Homemade mint extract, and other extracts, number among my favorite additions to desserts. And, in keeping with most of the several real food recipes at Nourished Kitchen, it is shamefully easy to prepare and requires only a handful of ingredients. And, in winter when my herbs are frozen over until the spring thaw, I rely on these extracts to enliven strawberry mint sorbet and mint ice creams with their sweet and herbaceous flavors. Just a few drops does it.
Unlike purchased mint extracts – which often contain petroleum derivatives like propylene glycol and which are potent with the overwhelming intensity of menthol; homemade mint extract is mellow and sweet. Better yet: in this version the natural menthol in fresh mint is tempered by the sweet and earthy softness of vanilla bean.

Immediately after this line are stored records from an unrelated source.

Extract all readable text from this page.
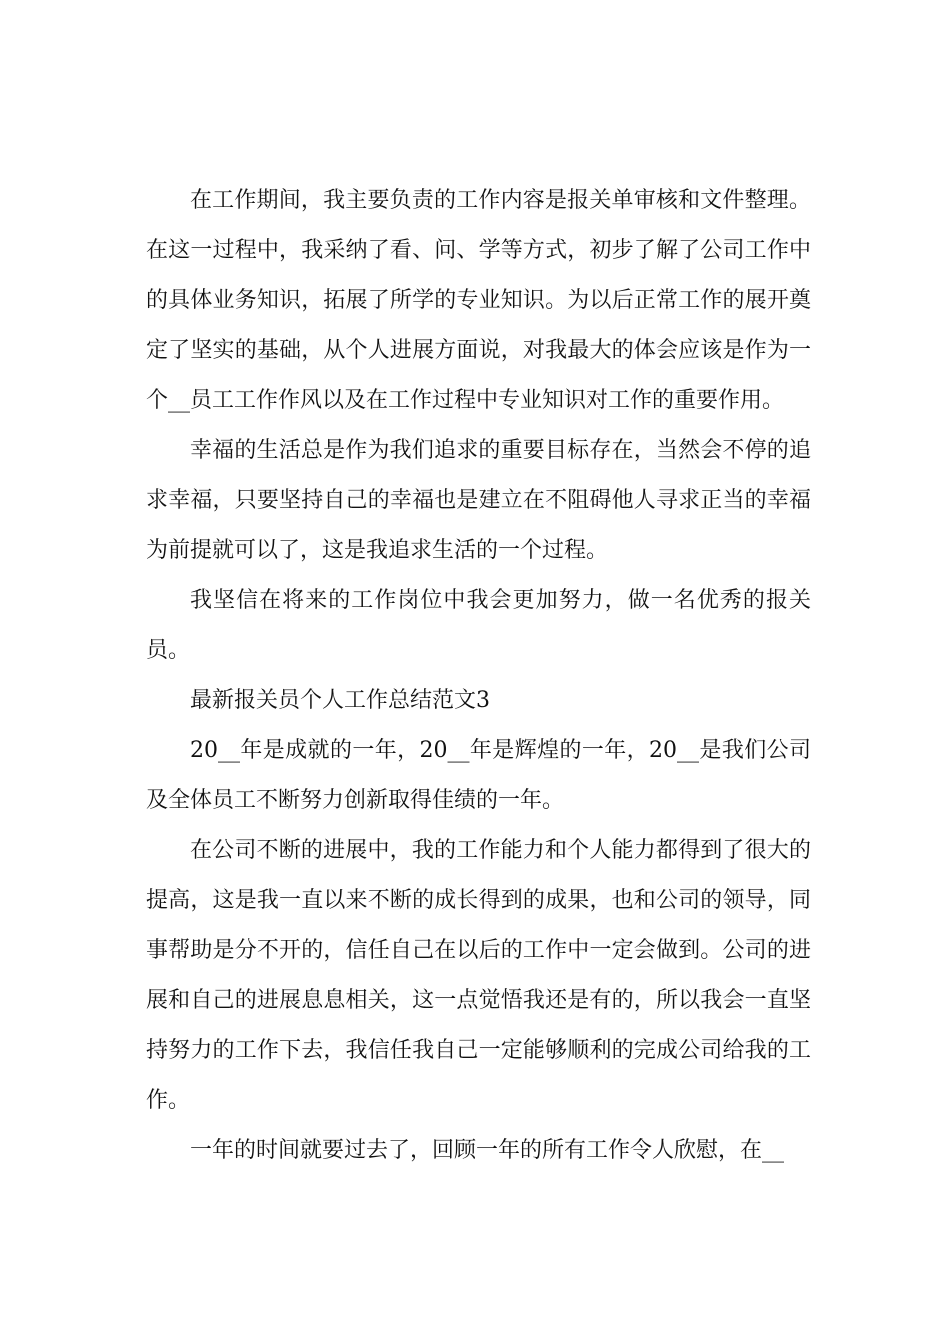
在工作期间，我主要负责的工作内容是报关单审核和文件整理。在这一过程中，我采纳了看、问、学等方式，初步了解了公司工作中的具体业务知识，拓展了所学的专业知识。为以后正常工作的展开奠定了坚实的基础，从个人进展方面说，对我最大的体会应该是作为一个__员工工作作风以及在工作过程中专业知识对工作的重要作用。

幸福的生活总是作为我们追求的重要目标存在，当然会不停的追求幸福，只要坚持自己的幸福也是建立在不阻碍他人寻求正当的幸福为前提就可以了，这是我追求生活的一个过程。

我坚信在将来的工作岗位中我会更加努力，做一名优秀的报关员。

最新报关员个人工作总结范文3

20__年是成就的一年，20__年是辉煌的一年，20__是我们公司及全体员工不断努力创新取得佳绩的一年。

在公司不断的进展中，我的工作能力和个人能力都得到了很大的提高，这是我一直以来不断的成长得到的成果，也和公司的领导，同事帮助是分不开的，信任自己在以后的工作中一定会做到。公司的进展和自己的进展息息相关，这一点觉悟我还是有的，所以我会一直坚持努力的工作下去，我信任我自己一定能够顺利的完成公司给我的工作。

一年的时间就要过去了，回顾一年的所有工作令人欣慰，在__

When making extracts, I like to use a variety of mints. I’m fond of mint, you see – it’s the herb of Venus. And in magical combination, it both stimulates and calms simultaneously. On my front porch, where I keep all my herbs, I typically grow at least three or four varieties of mint: peppermint, chocolate mint, spearmint, dotted mint while other varieties arrive in my weekly CSA – pineapple mint, lemon mint, mountain mint. And if you’re a mint lover as I am, you should know that most of these varieties are available online from seed companies specializing in heirloom varietals (see sources).
Making mint, or any other extract, is easy: simply steep herbs, spices, citrus skins or whatever you like in alcohol in a dark cabinet for a few weeks, decant if you like, and use as you would any commercially available extract. Most home cooks who make their own extracts prefer the use of vodka for its clean, clear and near flavorless qualities, but me, I like a good dark rum for its rum’s natural sweetness that adds a subtle, but uplifting volume of flavor to basic extracts.
So if you’ve chopped, dried and frozen your way through your kitchen herbs as the cold of autumn begins to creep in your garden, consider purchasing a good bottle of dark rum and preserving the remainder of your harvest in this simple, sweet alcohol where its vibrancy can lift your cooking well into the deep, dark days of winter.